## tmagloire1 one year ago Can anyone help me on this problem regarding implicit differentiation? Thanks http://prntscr.com/7u700y

1. DanJS

when differentiating y, remember to use the chain rule...

2. DanJS

For example, $\frac{ d }{ dx }[y^3] = \frac{ d }{ dy }[y^3]*\frac{ dy }{ dx }$

3. DanJS

Basic chain rule for this $\frac{ d }{ dx } = \frac{ d }{ dy }*\frac{ dy }{ dx }$

4. DanJS

Following the above example, $\frac{ d }{ dx }[y^3] = 3y^2*\frac{ dy }{ dx }$

5. DanJS

Do that for the y terms, and differentiate the x terms normally, then solve for dy/dx

6. tmagloire1

Okay I'll try it and tell you what I get.

7. DanJS

k

8. tmagloire1

Okay I am actually still very confused. Am i supposed to find the second derivative of 5x^2 + y4 = −9 and then use implicit differentiation?

9. DanJS

Yes you want to find the second derivative of the given thing with respect to X, but to take the derivative w.r.t.

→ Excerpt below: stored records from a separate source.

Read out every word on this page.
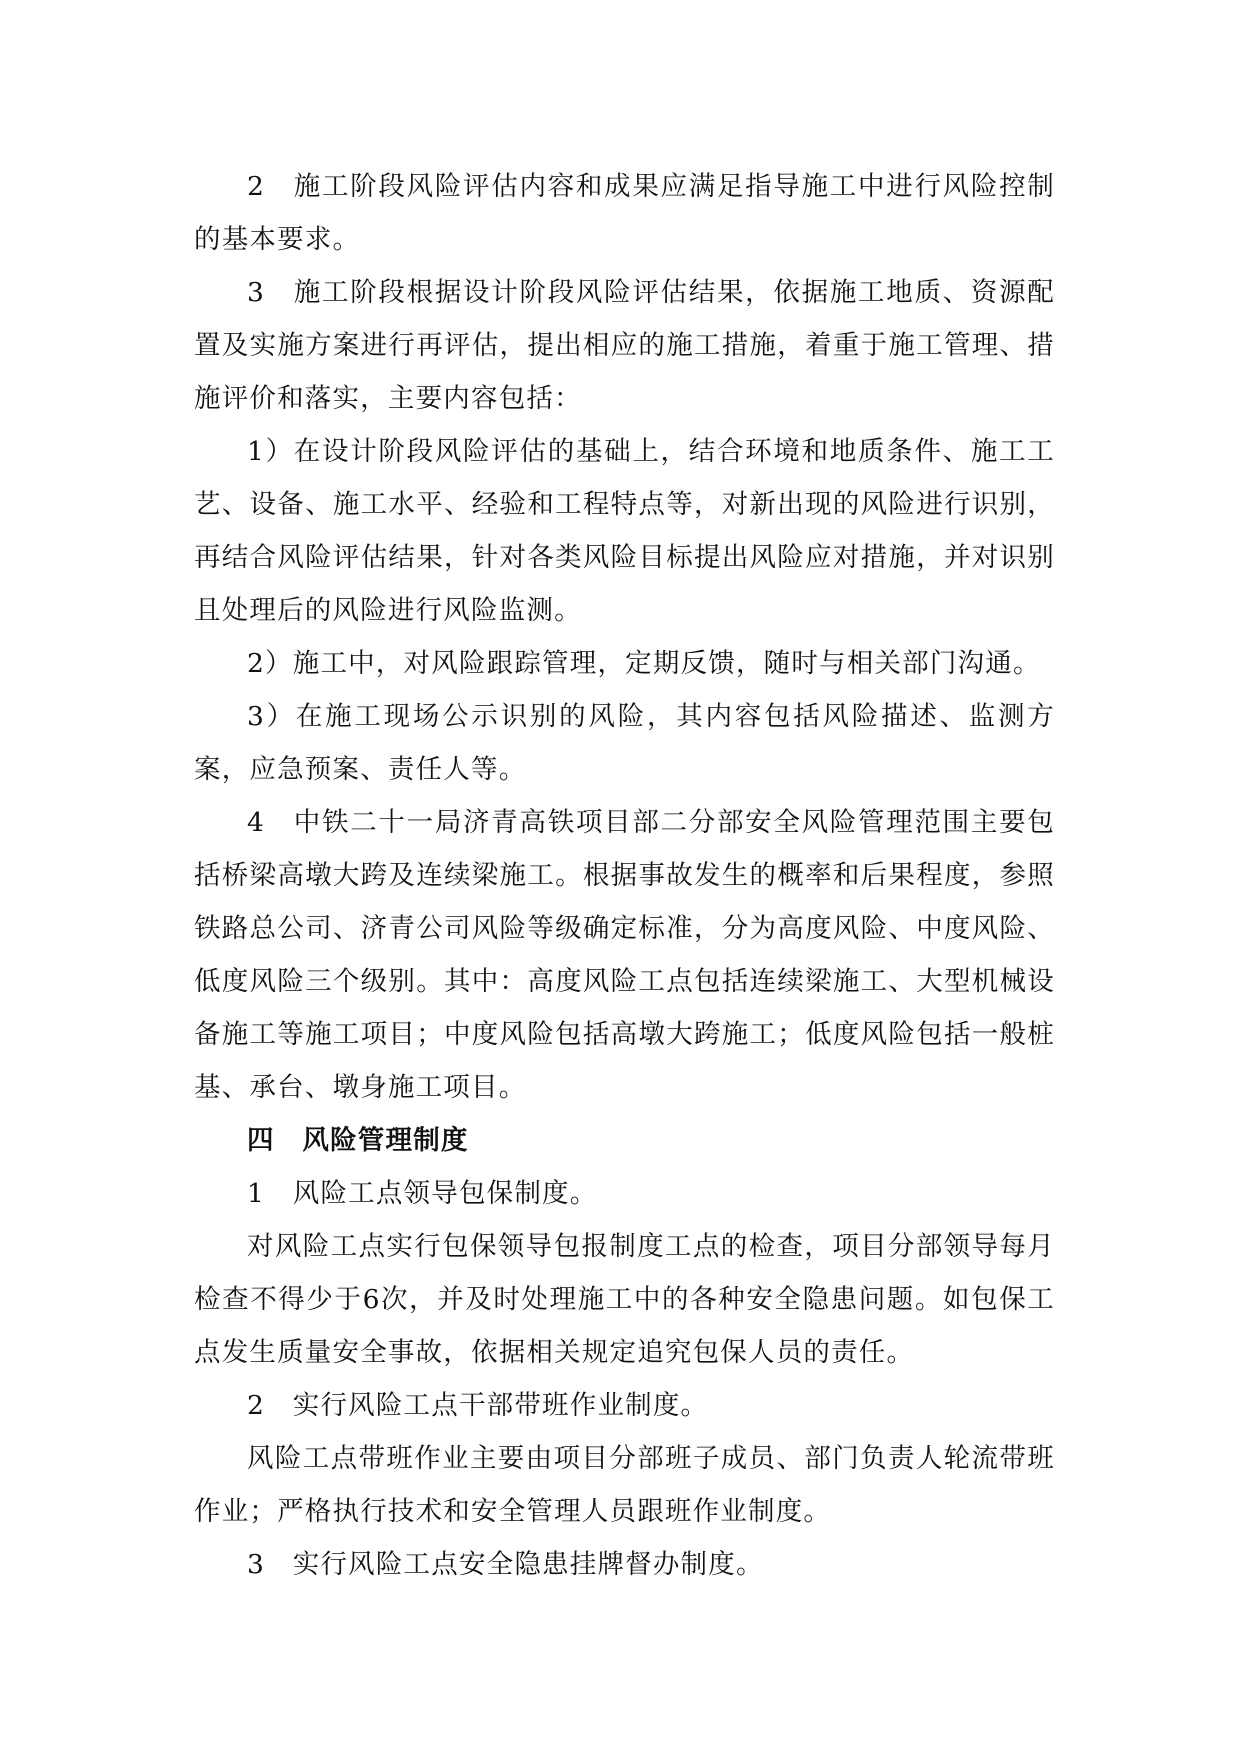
2　施工阶段风险评估内容和成果应满足指导施工中进行风险控制的基本要求。

3　施工阶段根据设计阶段风险评估结果，依据施工地质、资源配置及实施方案进行再评估，提出相应的施工措施，着重于施工管理、措施评价和落实，主要内容包括：

1）在设计阶段风险评估的基础上，结合环境和地质条件、施工工艺、设备、施工水平、经验和工程特点等，对新出现的风险进行识别，再结合风险评估结果，针对各类风险目标提出风险应对措施，并对识别且处理后的风险进行风险监测。

2）施工中，对风险跟踪管理，定期反馈，随时与相关部门沟通。

3）在施工现场公示识别的风险，其内容包括风险描述、监测方案，应急预案、责任人等。

4　中铁二十一局济青高铁项目部二分部安全风险管理范围主要包括桥梁高墩大跨及连续梁施工。根据事故发生的概率和后果程度，参照铁路总公司、济青公司风险等级确定标准，分为高度风险、中度风险、低度风险三个级别。其中：高度风险工点包括连续梁施工、大型机械设备施工等施工项目；中度风险包括高墩大跨施工；低度风险包括一般桩基、承台、墩身施工项目。

四　风险管理制度

1　风险工点领导包保制度。

对风险工点实行包保领导包报制度工点的检查，项目分部领导每月检查不得少于6次，并及时处理施工中的各种安全隐患问题。如包保工点发生质量安全事故，依据相关规定追究包保人员的责任。

2　实行风险工点干部带班作业制度。

风险工点带班作业主要由项目分部班子成员、部门负责人轮流带班作业；严格执行技术和安全管理人员跟班作业制度。

3　实行风险工点安全隐患挂牌督办制度。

X of the Y term, you have to use that chain rule... here ill type it out

10. DanJS

$\frac{ d }{ dx }[5x^2]+\frac{ d }{ dx }y^4 = \frac{ d }{ dx }[-9]$ $\frac{ d }{ dx }[5x^2]+\frac{ d }{ dy }y^4*\frac{ dy }{ dx } = \frac{ d }{ dx }[9]$

11. DanJS

now take derivative of y term with respect to y like normal, but you have to put the y' on there too from the chain rule.

12. DanJS

$\frac{ d }{ dx }[5x^2]+\frac{ d }{ dy }y^4*\frac{ dy }{ dx } = \frac{ d }{ dx }[-9]$ $10x^2+4y^3*\frac{ dy }{ dx } = 0$

13. DanJS

Solve that for dy/dx and that is your first derivative...

14. DanJS

Or just remember, if you are taking the derivative of a Y term, tag on a dy/dx next to it ...basically

15. tmagloire1

Okay for the first derivative I got : dy/dx= -10x^2 / 4y^3

16. tmagloire1

And then take the derivative again?

17. DanJS

So you get, $\frac{ dy }{ dx } = \frac{ -10x^2 }{ 4y^3 }$ right

18. DanJS

This time you need the product or the quotient rule and the chain rule...

19. DanJS

I can start typing it out...

20. tmagloire1

Im using the quotient rule

21. DanJS

$\frac{ d }{ dx }\frac{ dy }{ dx } = \frac{ d^2y }{ dx^2 }$ k, ill start typing it

22. tmagloire1

I got : -80xy^3 +120x^2y^2 / (4y^3)^2

23. DanJS

$\frac{ d^2y }{ dx^2 } = \frac{ d }{ dx}\frac{ -5x^2 }{ 2y^3 }$

24. tmagloire1

Oh I think I took the derivative of the wrong thing?

25. tmagloire1

So it would be -20 when you plug in x and y

26. DanJS

$\frac{ d^2y }{ dx^2 }=\frac{ 2y^2*-10x - [-5x*6y^2*\frac{ dy }{ dx } ]}{ 4y^6 }$

27. DanJS

That is the quotient rule , using the chain rule on the y term in the numorator.

28. tmagloire1

So am I supposed to plug in x and y into which equation?

29. DanJS

yes, but notice the second derivative has a term of the first derivative in the numerator... but you know what dy/dx is , so sub that in first

30. DanJS

$\frac{ dy }{ dx } = \frac{ -5x^2 }{ 2y^3 }$ reduced fraction... Sub that in for dyy/dx in the second derivative then plug in the x and y and solve...

31. DanJS

Less writing overall if you want to use y' and y'' instead of dy/dx things

32. DanJS

goodluck, i dont want to calculate it.

33. anonymous

$\large \color{blue}{\checkmark}$

34. tmagloire1

I got -310

35. tmagloire1

Thanks for all the help!

36. DanJS

yw, just get that Leibanitz notation dy/dx crap down, it makes the chain rule and this stuff easier i think .. goodluck

37. tmagloire1

Okay I will try using it more.